I bought this book during YAPC::EU::2010, in Pisa. At that moment I just opened the book a little, and found the index interesting. It was a book being auctioned, and therefore my investment was not only thinking in the book contents and their usefulness, but also in the help to the conference organizers.
I was surprised the book was written with examples in Ruby. Just surprised because I was in a Perl conference, and when I opened the book, it seemed like Perl. But I am happy with other programming languages, and Ruby is an interesting language.
My problem arrived when I started reading the Natural Language Processing section on the book. I’ve read a couple of paragraphs and get annoyed. The author claims that works since 1980 in Natural Language Processing, but the book contents on this subject are quite basic and not well explained.
Would like to point three aspects that annoyed me. Two of them are related to Natural Language Processing, one other just about how examples are written in a powerful programming language like Ruby:
- The section on stemming seems like black magic. It shows an example of an word, and the respective stemmed word. But it doesn’t explain how to perform that task. Just points to a module that implements that task. I am against this kind of book. It is crucial that the author explains the basics on how the algorithms are implemented. Otherwise the reader will not learn a thing.

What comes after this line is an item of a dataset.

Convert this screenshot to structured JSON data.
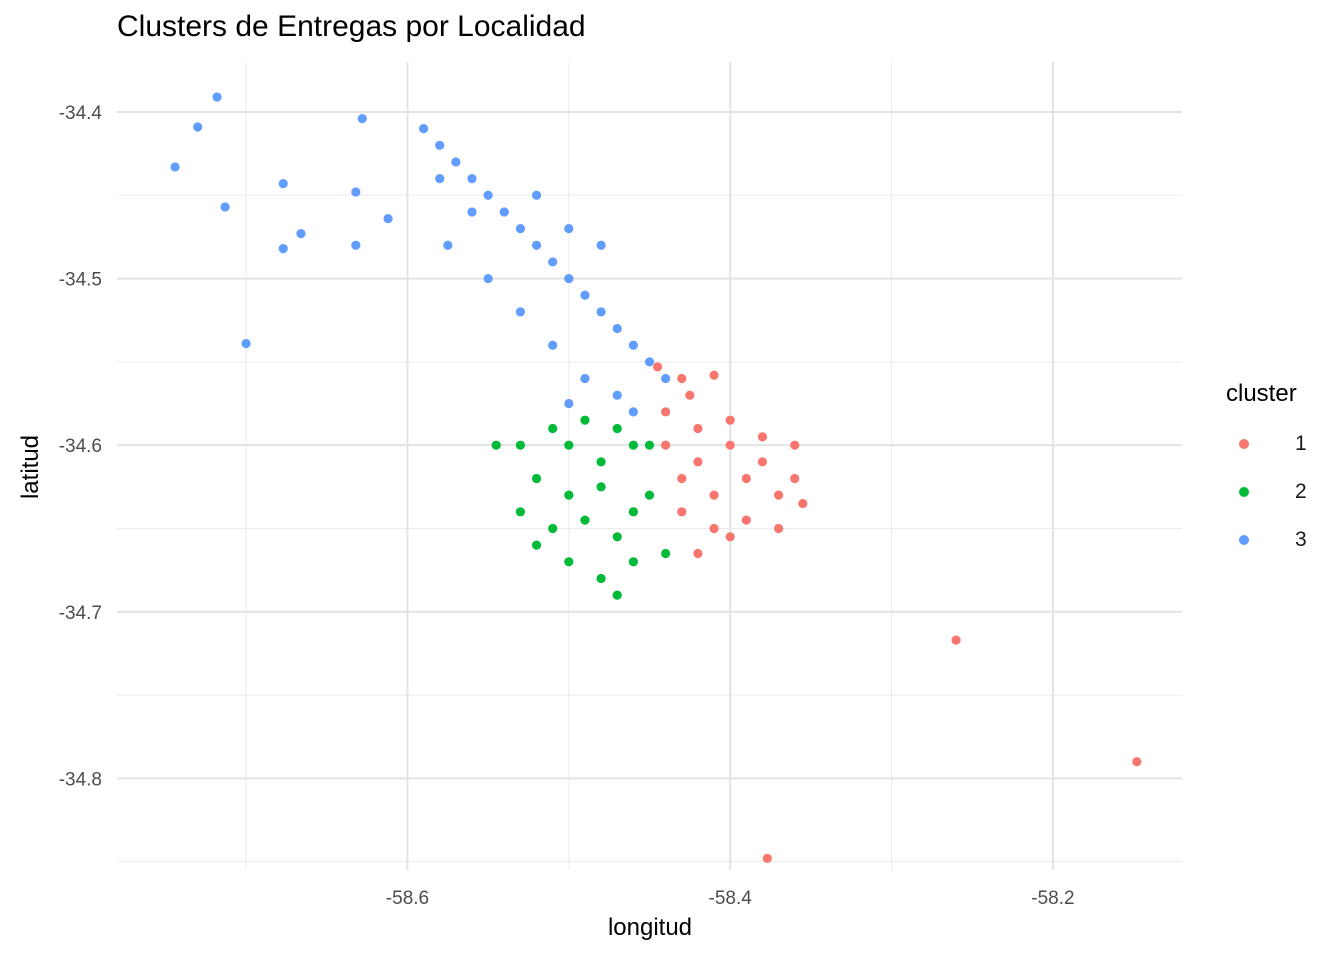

- On the segmentation algorithm, to show that some special words can make this task difficult mentions the human names prefixes, like Mr., Dr., etc. Then, they use an array of these human name prefixes for the algorithm to work. Not a problem, that is a common approach. But not to mention that we are talking about abbreviations, and not just human name prefixes, shows a lot of ignorance. No, I can understand that the author knows that. But to get an example, and develop code just for that example, without generalizing it, seems a bad idea.
- Finally, I do not understand why the author needs to declare an array with the digits from 0 to 9 no match floating point numbers in a string. Doesn’t Ruby as regular expressions, or the usual isDigit method? Or, at least, methods to construct lists by comprehension instead of listing all digits?